Very open blackberry fruit aroma with gentle hints of violets. This is a rich and very pleasingly structured Cru Bourgeois, with an appealing density of fruit. A naturally big wine with a lovely sweet finish.
This is another over-achieving estate that tends to produce wines with lots of intensity and structure. This wine certainly has the formidable intensity one expects from Charmail, but the tannins are silky smooth and the result is the sexiest Charmail to date. An opulent, even voluptuously textured wine, full-bodied and dense purple in color, it is a seductive blend of 47% Merlot, 35% Cabernet Sauvignon and the rest Cabernet Franc and Petit Verdot. It was bottled unfined and unfiltered and came in with natural alcohols of 14%. The low acidity, plush fruit and silky tannins all suggest drinking this over the next decade. It is another sleeper of the vintage, of which there is nearly an endless supply in this great year. Drink: 2012 - 2022
This classic over-performer has turned out another super-attractive, supple-textured, dark ruby/purple-colored wine displaying notes of flowers, licorice, spice, and background oak. It should drink nicely for a decade or more. Drink: 2010 - 2020
Blackish. Very heady and rich and charming on the nose. Super-ripe. Sweet start and nice completeness. Good refreshing savoury finish. Neat and well done.
Tar, blueberry and currant aromas follow through to a full body, with soft, chewy tannins and a long finish. Big and juicy.

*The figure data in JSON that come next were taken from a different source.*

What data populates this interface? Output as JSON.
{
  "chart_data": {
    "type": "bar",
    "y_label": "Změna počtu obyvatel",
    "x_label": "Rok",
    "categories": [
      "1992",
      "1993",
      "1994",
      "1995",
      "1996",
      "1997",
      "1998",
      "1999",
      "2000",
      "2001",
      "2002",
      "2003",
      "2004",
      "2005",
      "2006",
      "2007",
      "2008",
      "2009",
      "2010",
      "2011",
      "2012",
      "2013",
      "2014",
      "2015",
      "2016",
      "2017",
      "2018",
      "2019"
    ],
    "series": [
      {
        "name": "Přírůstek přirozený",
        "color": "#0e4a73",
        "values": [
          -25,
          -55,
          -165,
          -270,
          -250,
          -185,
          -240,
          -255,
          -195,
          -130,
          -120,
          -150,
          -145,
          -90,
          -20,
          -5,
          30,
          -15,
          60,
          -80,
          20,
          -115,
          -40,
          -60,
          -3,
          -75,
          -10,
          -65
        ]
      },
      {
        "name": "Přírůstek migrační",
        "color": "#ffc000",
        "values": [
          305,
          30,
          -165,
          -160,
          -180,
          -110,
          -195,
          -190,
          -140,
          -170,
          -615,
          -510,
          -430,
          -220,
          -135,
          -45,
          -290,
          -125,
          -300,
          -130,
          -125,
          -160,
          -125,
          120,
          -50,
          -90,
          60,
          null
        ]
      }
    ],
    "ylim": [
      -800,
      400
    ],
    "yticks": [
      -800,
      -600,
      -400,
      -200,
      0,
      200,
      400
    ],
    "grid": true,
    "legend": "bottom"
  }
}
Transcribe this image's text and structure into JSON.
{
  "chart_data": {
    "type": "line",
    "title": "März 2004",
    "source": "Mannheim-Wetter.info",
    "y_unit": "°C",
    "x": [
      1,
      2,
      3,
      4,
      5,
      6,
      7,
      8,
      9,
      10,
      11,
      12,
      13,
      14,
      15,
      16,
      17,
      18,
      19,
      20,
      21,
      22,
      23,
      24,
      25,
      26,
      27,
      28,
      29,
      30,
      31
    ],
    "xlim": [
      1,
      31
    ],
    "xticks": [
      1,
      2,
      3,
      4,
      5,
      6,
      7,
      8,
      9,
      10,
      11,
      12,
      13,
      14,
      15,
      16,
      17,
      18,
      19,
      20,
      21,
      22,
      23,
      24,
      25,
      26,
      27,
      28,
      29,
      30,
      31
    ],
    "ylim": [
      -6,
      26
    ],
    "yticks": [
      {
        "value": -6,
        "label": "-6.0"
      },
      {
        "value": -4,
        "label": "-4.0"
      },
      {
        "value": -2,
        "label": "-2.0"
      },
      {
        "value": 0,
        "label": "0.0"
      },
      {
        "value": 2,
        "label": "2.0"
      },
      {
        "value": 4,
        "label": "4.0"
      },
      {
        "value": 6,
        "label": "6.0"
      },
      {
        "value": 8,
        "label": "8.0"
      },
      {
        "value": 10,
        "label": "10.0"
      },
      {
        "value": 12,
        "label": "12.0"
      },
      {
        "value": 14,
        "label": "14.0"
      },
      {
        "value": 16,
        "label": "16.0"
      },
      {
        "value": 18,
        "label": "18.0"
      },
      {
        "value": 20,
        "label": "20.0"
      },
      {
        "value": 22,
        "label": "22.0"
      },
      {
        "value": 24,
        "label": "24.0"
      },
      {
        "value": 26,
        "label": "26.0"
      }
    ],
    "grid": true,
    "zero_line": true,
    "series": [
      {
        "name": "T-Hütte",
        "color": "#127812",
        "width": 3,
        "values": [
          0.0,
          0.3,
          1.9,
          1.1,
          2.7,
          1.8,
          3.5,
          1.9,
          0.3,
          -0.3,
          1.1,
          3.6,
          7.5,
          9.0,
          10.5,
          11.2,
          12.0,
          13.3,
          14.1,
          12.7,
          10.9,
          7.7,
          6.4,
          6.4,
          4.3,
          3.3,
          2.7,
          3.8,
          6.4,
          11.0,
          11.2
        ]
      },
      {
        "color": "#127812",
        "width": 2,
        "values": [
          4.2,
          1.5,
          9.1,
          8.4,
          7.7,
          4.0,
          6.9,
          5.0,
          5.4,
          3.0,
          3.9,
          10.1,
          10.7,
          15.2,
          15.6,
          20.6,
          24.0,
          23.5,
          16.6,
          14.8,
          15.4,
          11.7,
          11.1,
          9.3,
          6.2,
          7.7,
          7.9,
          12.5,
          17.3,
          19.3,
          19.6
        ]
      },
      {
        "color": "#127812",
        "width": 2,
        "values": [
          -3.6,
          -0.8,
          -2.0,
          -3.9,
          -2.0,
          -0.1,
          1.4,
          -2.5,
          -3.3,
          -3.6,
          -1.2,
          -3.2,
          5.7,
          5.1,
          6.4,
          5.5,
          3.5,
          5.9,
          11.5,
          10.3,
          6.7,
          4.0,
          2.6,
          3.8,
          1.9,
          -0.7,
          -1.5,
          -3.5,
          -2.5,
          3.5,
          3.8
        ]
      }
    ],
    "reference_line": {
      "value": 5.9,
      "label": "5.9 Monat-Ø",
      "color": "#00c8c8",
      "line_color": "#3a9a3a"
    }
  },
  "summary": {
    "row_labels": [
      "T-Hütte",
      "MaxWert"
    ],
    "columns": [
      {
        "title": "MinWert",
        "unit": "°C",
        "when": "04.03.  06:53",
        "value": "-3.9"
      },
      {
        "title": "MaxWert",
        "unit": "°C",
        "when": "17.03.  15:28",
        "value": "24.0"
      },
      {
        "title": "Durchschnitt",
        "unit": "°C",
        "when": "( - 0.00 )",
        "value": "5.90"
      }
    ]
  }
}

Dense red, good fleshy blackcurrant fruit, good tannins, very well made. Drink 2013-18.
The Haut-Médoc is an appellation within the Médoc that stretches along the left bank of the Gironde from Blanquefort in the south to the north of Bordeaux. The region encompasses the more famous communes of St-Estèphe, Pauillac, St-Julien and Margaux. Following the 1855 classification many of its most famous estates were classified and scored as first, second, third, fourth or fifth growths. This was based on their social and commercial positions at the time. Most of these classed growths use the village appellation name, such as Pauillac. However five of these classed growths fell outside a village appellation so take the name Haut-Médoc. Many of the vineyards which are classified as Haut-Médoc may actually also be referred to as Cru Bourgeois wines. These wines have lower permitted yields and so offer great value for money.